Like the rest of the network, they suffer from over-use and chronic under-investment.
Damage caused by Hurricane Sandy in 2012 has not yet been repaired.
Another storm, a tunnel crack or a high-speed derailment would be catastrophic.
Richard Barone of the Regional Plan Association, a think-tank, puts it bluntly: “We're operating on borrowed time.”
The NEC is, however, the only part of Amtrak that turns a profit.
Amtrak is an odd entity, a commercial service which has its board appointed by the president and receives funding from Congress.
Since the funding comes annually, Amtrak struggles to have a multi-year capital plan.
With a repairs backlog estimated at $28bn, and tunnels and track needing upgrades all over the region, it cannot do much beyond basic maintenance.
Congress is said to be increasing Amtrak funding to $1.5bn this year, $105m more than last year.

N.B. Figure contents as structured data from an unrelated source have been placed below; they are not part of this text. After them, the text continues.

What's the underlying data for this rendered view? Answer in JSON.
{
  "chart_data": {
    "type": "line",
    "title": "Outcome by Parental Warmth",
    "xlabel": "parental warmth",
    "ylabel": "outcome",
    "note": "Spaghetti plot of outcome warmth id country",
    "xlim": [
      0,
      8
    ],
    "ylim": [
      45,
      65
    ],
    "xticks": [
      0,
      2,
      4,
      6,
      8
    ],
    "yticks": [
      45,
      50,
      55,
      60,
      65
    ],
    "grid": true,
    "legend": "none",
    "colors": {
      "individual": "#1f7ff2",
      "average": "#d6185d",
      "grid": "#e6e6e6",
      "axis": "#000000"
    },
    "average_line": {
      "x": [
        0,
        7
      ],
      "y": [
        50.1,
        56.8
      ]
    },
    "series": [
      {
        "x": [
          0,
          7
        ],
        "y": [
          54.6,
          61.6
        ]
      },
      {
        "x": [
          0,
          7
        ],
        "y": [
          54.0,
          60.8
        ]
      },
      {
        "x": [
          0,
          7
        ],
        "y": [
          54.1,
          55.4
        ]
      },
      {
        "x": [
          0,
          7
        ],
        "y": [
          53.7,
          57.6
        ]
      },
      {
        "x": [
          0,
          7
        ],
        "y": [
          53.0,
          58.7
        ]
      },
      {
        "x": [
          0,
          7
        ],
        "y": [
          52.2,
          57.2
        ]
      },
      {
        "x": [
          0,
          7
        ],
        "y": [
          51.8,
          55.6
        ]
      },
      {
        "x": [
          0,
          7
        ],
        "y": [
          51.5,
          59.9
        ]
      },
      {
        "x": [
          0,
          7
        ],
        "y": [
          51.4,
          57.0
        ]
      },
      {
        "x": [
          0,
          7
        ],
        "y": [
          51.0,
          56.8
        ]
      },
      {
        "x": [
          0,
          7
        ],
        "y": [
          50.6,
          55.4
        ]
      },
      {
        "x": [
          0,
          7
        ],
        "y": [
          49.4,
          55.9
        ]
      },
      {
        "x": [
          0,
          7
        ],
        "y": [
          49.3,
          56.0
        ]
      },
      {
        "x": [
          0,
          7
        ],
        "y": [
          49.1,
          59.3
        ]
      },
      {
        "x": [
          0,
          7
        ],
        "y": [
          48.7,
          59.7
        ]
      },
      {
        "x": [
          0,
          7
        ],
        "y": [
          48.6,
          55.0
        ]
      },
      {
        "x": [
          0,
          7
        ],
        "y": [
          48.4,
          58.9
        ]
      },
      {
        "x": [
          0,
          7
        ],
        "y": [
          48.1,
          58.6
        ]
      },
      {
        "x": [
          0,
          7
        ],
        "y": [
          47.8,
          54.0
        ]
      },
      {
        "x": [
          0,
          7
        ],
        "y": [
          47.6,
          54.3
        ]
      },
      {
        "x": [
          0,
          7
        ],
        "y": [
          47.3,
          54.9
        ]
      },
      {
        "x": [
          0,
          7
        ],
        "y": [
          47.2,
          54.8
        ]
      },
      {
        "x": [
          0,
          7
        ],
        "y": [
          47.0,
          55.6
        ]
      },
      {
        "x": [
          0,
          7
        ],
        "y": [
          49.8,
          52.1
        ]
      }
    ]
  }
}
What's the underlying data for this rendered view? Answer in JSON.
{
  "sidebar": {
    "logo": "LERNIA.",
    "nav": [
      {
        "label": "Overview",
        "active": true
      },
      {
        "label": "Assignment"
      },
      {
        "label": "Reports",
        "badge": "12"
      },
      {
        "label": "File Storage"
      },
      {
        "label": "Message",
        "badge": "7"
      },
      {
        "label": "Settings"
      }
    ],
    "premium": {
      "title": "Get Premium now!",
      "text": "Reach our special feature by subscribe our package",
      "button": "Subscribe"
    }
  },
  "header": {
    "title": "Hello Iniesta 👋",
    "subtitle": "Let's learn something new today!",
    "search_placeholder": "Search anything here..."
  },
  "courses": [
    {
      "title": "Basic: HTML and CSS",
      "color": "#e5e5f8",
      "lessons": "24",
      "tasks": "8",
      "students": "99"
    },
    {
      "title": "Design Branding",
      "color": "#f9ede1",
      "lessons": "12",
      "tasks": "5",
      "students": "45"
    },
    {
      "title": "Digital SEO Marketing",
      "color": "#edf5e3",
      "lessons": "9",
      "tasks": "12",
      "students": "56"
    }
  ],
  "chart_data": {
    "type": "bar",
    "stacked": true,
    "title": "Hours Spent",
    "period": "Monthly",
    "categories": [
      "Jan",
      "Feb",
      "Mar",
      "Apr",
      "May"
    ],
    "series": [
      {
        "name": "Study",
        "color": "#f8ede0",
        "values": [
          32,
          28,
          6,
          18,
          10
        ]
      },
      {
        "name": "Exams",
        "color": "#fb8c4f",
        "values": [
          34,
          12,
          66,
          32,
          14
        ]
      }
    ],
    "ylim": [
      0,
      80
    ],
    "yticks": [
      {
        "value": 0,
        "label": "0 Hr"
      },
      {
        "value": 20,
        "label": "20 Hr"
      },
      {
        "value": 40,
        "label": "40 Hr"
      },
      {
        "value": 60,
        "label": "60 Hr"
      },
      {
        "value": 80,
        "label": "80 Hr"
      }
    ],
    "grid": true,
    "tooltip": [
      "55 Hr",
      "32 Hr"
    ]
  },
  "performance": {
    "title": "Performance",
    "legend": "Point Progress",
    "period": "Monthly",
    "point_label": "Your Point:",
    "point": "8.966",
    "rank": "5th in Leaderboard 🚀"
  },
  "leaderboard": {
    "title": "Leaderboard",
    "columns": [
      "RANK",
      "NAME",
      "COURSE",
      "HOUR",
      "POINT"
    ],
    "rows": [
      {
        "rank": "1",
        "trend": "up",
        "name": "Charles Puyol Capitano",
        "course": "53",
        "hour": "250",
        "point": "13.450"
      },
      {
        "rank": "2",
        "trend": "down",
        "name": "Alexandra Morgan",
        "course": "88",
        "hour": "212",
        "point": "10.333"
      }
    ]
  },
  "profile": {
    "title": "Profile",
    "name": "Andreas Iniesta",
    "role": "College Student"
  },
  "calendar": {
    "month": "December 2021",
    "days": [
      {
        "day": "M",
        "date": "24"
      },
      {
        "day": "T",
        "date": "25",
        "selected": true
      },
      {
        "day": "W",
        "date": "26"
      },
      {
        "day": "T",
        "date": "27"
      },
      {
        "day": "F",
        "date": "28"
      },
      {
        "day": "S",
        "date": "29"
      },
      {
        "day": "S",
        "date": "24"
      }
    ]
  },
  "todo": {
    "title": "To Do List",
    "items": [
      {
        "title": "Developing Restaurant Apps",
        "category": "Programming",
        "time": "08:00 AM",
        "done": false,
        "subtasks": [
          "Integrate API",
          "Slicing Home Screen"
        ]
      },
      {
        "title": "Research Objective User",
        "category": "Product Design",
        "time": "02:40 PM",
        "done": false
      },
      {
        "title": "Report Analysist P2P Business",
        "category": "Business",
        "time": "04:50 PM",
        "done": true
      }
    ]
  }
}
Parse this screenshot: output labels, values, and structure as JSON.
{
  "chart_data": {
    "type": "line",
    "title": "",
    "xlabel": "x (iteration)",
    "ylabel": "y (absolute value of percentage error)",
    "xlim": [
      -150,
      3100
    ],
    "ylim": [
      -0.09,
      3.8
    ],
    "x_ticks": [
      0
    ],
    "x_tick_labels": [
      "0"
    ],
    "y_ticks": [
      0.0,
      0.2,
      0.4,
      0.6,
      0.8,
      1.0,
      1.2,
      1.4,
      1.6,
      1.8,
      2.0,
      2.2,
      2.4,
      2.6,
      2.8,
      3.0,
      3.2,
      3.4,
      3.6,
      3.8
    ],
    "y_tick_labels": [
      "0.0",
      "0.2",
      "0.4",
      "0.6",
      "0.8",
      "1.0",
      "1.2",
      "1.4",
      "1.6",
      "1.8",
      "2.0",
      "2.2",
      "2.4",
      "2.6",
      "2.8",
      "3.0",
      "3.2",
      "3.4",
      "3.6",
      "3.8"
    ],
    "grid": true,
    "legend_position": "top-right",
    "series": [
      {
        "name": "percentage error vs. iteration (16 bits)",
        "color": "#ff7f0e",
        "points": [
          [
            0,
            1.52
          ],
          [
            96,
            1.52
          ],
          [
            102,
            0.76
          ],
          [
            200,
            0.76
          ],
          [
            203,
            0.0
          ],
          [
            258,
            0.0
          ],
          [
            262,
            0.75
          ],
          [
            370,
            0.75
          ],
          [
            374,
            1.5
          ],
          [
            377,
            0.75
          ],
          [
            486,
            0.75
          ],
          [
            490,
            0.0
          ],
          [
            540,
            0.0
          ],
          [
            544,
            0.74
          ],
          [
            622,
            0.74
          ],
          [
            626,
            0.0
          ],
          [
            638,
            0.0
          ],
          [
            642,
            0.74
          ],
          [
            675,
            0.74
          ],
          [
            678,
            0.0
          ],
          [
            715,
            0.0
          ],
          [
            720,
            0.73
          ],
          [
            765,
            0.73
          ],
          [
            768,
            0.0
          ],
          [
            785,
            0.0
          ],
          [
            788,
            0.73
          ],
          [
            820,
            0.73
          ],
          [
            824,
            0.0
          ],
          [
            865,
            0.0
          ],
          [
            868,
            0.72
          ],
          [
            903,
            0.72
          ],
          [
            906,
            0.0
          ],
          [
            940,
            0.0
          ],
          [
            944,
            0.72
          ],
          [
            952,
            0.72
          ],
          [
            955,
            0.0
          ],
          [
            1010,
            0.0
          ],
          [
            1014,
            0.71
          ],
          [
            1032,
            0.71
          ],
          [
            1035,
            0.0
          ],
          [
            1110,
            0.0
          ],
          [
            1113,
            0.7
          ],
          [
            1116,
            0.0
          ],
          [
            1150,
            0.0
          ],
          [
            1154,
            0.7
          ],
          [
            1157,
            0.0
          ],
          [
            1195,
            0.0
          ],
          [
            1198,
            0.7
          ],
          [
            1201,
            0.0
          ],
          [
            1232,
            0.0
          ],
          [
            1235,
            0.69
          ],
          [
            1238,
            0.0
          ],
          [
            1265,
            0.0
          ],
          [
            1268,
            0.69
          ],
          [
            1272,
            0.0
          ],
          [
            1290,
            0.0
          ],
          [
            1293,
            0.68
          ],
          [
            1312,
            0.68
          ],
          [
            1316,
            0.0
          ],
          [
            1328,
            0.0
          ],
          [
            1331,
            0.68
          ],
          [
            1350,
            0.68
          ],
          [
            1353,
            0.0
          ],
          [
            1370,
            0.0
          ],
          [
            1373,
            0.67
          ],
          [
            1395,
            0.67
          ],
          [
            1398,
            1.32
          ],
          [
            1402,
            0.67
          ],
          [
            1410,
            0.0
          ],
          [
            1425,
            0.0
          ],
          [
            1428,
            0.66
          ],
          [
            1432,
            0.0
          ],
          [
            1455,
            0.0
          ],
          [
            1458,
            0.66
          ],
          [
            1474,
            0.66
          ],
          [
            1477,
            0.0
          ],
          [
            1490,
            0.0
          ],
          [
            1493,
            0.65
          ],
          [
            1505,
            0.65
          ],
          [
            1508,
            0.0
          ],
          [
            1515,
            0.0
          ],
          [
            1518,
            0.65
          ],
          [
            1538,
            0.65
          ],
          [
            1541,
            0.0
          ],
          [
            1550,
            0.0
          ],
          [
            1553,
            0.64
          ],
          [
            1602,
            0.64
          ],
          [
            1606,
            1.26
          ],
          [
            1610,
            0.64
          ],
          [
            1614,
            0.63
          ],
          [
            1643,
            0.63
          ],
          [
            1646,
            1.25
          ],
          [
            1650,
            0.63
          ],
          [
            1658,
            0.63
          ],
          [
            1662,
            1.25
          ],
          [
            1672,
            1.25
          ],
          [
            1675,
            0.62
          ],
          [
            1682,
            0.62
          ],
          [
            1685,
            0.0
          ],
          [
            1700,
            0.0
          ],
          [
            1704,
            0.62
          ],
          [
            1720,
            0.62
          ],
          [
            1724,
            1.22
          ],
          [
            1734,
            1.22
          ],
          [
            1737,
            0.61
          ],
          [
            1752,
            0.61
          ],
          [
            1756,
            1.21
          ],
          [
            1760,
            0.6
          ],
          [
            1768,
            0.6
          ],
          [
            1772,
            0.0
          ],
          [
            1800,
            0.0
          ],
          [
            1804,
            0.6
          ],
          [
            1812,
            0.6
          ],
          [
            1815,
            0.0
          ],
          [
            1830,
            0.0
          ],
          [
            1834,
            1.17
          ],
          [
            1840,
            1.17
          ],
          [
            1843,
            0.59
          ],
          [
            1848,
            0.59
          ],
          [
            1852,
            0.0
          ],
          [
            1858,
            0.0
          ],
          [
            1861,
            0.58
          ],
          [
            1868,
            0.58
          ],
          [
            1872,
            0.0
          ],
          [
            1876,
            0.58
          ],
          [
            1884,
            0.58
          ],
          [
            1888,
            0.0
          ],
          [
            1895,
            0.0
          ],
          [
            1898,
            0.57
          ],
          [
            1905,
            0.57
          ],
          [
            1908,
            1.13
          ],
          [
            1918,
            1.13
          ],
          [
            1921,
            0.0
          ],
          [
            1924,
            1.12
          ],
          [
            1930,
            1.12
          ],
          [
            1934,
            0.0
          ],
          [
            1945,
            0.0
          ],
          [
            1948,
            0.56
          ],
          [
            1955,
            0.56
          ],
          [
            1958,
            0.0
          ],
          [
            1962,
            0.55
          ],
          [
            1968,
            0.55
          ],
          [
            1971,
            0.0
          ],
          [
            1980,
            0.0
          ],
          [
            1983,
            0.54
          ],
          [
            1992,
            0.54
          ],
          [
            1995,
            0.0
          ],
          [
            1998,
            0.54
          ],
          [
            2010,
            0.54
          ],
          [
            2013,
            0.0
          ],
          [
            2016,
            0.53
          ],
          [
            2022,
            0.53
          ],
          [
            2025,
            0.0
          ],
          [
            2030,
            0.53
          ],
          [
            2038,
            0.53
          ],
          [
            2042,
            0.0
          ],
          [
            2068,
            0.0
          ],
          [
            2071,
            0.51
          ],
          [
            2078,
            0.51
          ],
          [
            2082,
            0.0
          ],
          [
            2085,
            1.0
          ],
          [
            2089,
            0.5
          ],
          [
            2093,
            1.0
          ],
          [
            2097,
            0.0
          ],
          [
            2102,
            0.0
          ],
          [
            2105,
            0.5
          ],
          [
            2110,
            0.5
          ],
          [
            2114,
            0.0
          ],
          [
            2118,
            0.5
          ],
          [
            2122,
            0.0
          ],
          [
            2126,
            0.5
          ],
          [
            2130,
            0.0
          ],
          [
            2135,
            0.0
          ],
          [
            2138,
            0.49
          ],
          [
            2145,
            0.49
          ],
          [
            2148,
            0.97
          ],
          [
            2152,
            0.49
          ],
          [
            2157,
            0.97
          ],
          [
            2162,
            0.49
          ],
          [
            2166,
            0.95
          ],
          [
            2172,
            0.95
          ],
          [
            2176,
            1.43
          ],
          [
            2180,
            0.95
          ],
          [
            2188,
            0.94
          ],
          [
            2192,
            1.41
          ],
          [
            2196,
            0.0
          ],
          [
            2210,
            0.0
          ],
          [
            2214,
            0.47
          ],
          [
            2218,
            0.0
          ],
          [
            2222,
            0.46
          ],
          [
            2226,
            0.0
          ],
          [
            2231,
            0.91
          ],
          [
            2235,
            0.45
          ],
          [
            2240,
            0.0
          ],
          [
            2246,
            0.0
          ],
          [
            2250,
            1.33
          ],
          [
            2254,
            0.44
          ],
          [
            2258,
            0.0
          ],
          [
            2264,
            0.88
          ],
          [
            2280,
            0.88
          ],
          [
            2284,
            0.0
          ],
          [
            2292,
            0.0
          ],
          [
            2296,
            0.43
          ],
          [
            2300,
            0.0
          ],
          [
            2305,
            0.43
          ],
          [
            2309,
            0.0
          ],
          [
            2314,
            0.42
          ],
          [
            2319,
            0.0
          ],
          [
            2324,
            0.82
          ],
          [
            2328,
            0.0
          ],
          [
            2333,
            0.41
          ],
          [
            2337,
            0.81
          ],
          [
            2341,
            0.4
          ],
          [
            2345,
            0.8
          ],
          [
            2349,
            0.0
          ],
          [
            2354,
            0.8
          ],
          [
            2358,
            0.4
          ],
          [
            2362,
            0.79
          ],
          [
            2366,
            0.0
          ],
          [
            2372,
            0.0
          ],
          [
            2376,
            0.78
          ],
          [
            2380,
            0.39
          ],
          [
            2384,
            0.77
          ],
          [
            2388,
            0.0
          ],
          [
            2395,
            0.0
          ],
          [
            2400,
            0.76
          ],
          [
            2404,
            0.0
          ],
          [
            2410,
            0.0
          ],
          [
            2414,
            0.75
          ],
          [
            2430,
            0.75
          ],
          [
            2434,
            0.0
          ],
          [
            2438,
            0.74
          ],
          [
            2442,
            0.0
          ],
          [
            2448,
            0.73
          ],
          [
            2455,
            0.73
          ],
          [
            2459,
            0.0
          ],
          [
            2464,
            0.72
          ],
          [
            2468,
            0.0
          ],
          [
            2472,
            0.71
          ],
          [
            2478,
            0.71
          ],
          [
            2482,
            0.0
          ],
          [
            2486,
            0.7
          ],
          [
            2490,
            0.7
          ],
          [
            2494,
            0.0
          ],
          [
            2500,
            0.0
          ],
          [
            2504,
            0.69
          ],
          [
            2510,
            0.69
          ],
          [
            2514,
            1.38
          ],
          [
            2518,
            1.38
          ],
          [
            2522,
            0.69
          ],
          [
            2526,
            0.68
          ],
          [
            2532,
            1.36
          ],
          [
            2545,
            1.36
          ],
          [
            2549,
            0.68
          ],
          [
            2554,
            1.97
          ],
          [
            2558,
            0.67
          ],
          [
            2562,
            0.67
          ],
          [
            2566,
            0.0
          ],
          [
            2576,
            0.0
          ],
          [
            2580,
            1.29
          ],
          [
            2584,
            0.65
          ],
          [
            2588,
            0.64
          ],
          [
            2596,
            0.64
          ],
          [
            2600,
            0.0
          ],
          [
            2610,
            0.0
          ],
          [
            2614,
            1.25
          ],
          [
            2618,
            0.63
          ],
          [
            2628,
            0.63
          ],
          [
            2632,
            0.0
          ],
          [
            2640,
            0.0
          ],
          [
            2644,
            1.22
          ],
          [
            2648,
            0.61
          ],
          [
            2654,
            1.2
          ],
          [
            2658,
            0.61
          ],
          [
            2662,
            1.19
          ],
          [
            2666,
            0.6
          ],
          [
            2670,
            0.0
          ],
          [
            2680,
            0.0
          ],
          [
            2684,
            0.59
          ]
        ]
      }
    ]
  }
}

That is pretty small beer where railway tunnels under rivers are concerned.
The proposed Gateway tunnel, a new $24bn rail link between Newark, New Jersey and New York City under the Hudson river, would help to ease pressure on the network.
Last year the federal government agreed to split the cost with New York, New Jersey and Amtrak.
But little federal money has been spotted yet.
Meanwhile, the subway is still operating on a 1930s signal system; Eastside Access, a plan to bring some LIRR riders to Grand Central station, is delayed; the bus terminal needs a complete overhaul; the area's three major airports are at capacity.
But getting big projects built in New York is a costly, lengthy enterprise thanks, in part, to expensive labour and over-regulation.
The Second Avenue subway, the first new line in decades, cost $5.5bn for four miles of track and three new stations.